After Puleng’s disciplinary hearing wraps up with her father’s arrest for human trafficking (connected to the kidnapping of her sister), Puleng uses the unfolding drama as an opportunity to leave behind her old school and make her way over to Parkland High School, the school Wade and Fiks attend, in order to confirm her growing suspicions about Fikile being her missing sister.
It doesn’t take much for Puleng to ingratiate herself into Fik’s social group and as she does so a thread of secrets, each more damaging than the last, begins to unravel itself. There’s a student/teacher affair, a love triangle (that’s pretty one sided), a named pansexual character, openly in a relationship with both a male and female character, doctored videos and more. Finally, just when the drama in Puleng’’s life is finally starting to cool down, everything comes to a boiling point when Fiks (whose life has imploded since our first introduction) discovers the journal of evidence that Puleng has been keeping, suggesting that they’re sisters.

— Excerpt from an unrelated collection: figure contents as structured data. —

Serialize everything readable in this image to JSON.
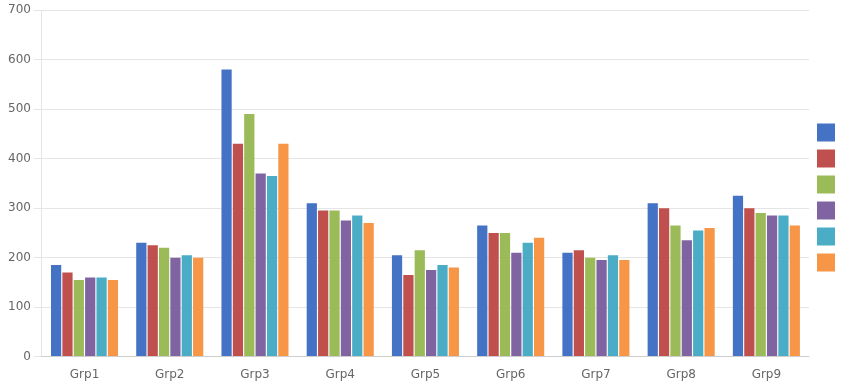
{
  "chart_data": {
    "type": "bar",
    "categories": [
      "Grp1",
      "Grp2",
      "Grp3",
      "Grp4",
      "Grp5",
      "Grp6",
      "Grp7",
      "Grp8",
      "Grp9"
    ],
    "series": [
      {
        "color": "#4472C4",
        "values": [
          185,
          230,
          580,
          310,
          205,
          265,
          210,
          310,
          325
        ]
      },
      {
        "color": "#C0504D",
        "values": [
          170,
          225,
          430,
          295,
          165,
          250,
          215,
          300,
          300
        ]
      },
      {
        "color": "#9BBB59",
        "values": [
          155,
          220,
          490,
          295,
          215,
          250,
          200,
          265,
          290
        ]
      },
      {
        "color": "#8064A2",
        "values": [
          160,
          200,
          370,
          275,
          175,
          210,
          195,
          235,
          285
        ]
      },
      {
        "color": "#4BACC6",
        "values": [
          160,
          205,
          365,
          285,
          185,
          230,
          205,
          255,
          285
        ]
      },
      {
        "color": "#F79646",
        "values": [
          155,
          200,
          430,
          270,
          180,
          240,
          195,
          260,
          265
        ]
      }
    ],
    "ylim": [
      0,
      700
    ],
    "yticks": [
      0,
      100,
      200,
      300,
      400,
      500,
      600,
      700
    ],
    "grid": true,
    "legend": "right"
  }
}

Overall, I thoroughly enjoyed Blood & Water. It’s your typical coming-of-age teen drama, but it’s set in South Africa and the majority of the characters are Black people, not just Black, but darker Black people at that. Moreover, the show embraces the richness of the culture it presents.
It was very exciting for me to watch a scene where Wendy Dlamini (portrayed by Natasha Thahane-keep an eye on her, she’s a troublemaker that one) pushes back against the idea that they learn about the Holocaust and instead suggests they learn about King Leopold and the Dutch colonialism that played such a big part in shaping South Africa’s past and present. There are moments where the characters flow seamlessly between languages (English, Sotho, isiZulu and Xhosa are all spoken at some point).
In just six episodes, the Nosipho Dumisa-directed project manages to hit just the right blend of comedy, drama, and real life concerns that make teen dramas so invigorating to watch. It’s not a perfect show, to be sure. Sometimes the acting leaves a tad bit to be desired. I don’t really love their definition of pansexual (“Someone who thinks with their heart and not their dick”), and there are moments where the action can be a bit jumpy.
Nevertheless, it’s so refreshing to see Black teenagers allowed to live messy, rich, gossipy, dramatic lives in much the same way that the teens of Pretty Little Liars, Gossip Girl and more were able to.
Netflix’s Blood & Water streaming now, so be sure to check it out!